In welcher Einnahmeform gibt es Bruchkraut am Markt zu kaufen?

Bruchkraut wird meistens als Tee getrunken. Seine harntreibende Wirkung entfaltet es am besten in Form eines Tees und auch die vorbeugende Wirkung, wird auf diese Wege am einfachsten erreicht. Es ist ratsam den Tee allerdings nicht mit kochendem, sondern mit bereits etwas erkaltetem Wasser aufzugießen, da sonst einige nützliche Inhaltsstoffe verbrennen.

Am Markt zu kaufen gibt es allerdings auch Tinkturen mit Bruchkraut, die unter anderem für die Inhalation geeignet sind. Durch die Inhalation kann das Kraut seine krampflösende Wirkung auf die Bronchien schnell und einfach entfalten.

Verzehrempfehlung

Wie hoch ist die Verzehrempfehlung von Bruchkraut als NEM?

Bruchkraut ist kein typisches Nahrungsergänzungsmittel im herkömmlichen Sinne. Es wird in der Alternativmedizin als Heilmittel und daher als Nahrungsmittel eingesetzt. In einigen Fällen kann es auch erfolgversprechend sein dieses Kraut vorbeugend und über einen längeren Zeitraum einzunehmen. In Form von Tees sollte eine Verzehrmenge von 4 Tassen täglich nicht überschritten werden, da sonst eine Überforderung der Nieren droht.

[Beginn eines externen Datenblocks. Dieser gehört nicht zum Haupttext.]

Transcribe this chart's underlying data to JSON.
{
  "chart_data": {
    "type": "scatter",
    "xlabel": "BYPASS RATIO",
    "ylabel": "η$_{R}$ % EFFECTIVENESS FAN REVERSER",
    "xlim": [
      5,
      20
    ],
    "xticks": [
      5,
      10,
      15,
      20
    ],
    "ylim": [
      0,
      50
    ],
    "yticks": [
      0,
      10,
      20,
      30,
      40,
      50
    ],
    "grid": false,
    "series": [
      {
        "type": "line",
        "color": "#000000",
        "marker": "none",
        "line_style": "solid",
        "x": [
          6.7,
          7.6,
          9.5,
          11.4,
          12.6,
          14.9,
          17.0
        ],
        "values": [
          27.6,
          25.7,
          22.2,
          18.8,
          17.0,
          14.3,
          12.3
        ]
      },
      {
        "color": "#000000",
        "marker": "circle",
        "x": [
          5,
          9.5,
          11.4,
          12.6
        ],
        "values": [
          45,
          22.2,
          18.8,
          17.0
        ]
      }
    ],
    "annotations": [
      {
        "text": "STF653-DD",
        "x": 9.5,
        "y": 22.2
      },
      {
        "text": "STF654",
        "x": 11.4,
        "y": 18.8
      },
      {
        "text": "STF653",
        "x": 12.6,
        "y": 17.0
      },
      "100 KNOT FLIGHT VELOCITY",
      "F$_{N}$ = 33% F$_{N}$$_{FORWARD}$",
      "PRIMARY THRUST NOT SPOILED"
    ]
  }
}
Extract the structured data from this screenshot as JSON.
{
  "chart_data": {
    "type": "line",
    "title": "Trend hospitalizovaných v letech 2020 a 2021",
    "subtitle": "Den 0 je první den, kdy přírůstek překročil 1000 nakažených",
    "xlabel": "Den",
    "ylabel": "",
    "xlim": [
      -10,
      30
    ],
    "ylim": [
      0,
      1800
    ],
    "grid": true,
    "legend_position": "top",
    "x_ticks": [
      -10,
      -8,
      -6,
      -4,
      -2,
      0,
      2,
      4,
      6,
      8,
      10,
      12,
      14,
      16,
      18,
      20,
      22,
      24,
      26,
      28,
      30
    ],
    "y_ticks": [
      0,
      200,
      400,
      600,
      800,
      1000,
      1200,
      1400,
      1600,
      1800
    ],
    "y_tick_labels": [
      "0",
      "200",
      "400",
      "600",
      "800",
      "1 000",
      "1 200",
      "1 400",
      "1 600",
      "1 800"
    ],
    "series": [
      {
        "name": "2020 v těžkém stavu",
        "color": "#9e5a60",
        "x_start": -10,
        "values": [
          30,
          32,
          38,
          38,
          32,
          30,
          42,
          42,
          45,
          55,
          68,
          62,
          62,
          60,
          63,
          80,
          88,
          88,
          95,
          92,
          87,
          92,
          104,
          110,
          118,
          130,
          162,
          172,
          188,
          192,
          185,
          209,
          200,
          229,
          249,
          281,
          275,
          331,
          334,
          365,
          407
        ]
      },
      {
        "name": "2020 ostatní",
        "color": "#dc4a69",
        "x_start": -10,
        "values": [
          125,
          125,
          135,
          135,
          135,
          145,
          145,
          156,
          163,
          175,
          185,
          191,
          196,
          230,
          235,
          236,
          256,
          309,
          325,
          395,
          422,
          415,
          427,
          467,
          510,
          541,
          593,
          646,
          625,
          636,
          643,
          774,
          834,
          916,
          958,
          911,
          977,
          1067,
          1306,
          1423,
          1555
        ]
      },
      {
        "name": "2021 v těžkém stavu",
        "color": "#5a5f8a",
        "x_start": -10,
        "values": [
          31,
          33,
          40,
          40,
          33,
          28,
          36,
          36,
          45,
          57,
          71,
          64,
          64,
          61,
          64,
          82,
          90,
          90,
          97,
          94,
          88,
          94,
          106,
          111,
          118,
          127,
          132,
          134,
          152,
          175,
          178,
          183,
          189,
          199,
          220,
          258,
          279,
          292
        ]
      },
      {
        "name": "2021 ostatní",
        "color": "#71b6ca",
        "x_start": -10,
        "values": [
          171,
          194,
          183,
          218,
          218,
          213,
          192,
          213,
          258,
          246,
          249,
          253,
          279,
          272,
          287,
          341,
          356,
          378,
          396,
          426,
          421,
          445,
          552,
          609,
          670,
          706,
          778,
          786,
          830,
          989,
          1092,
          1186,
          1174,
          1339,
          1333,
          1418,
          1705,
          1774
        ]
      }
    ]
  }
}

Sollte das Kraut vorbeugend gegen Harnwegs- und Blasenerkrankungen eingenommen werden, ist es ratsam, vor Beginn der Einnahme einen Arzt oder Heilpraktiker zu konsultieren. Um die vorbeugende Wirkung zu entfalten reichen oft schon kleinste Mengen des Krautes aus, so dass die harntreibende Wirkung und die damit einhergehenden Probleme der Niere umgangen werden können.

Gibt es beim Kauf von Bruchkraut etwas zu beachten?

Das Kraut gibt es von zahlreichen Anbietern in zahlreichen Shops zu kaufen. Es ist wichtig, dass darauf Wert gelegt wird, dass die importierten Blätter und Sprossanteile so rein wie möglich sind. Sowohl als Tee, aber auch als Tinktur ist es ratsam, auf unnötige Zusätze zu verzichten. Durch den Verzicht auf Zusatzstoffe kann das Kraut seine heilende Wirkung ideal entfalten.

Es ist ebenso denkbar, dass die Blätter selbst gesammelt werden um dafür eigens einen Tee herzustellen. Dafür ist es wichtig, dass sich das nötige Fachwissen angeeignet wird, um die Differenzierung der Pflanze von anderen Pflanzen, vorzunehmen. Die Blätter der Pflanze können nämlich schnell mit Thymian verwechselt werden. Dies wäre zwar nicht gefährlich, aber auch nicht besonders nützlich.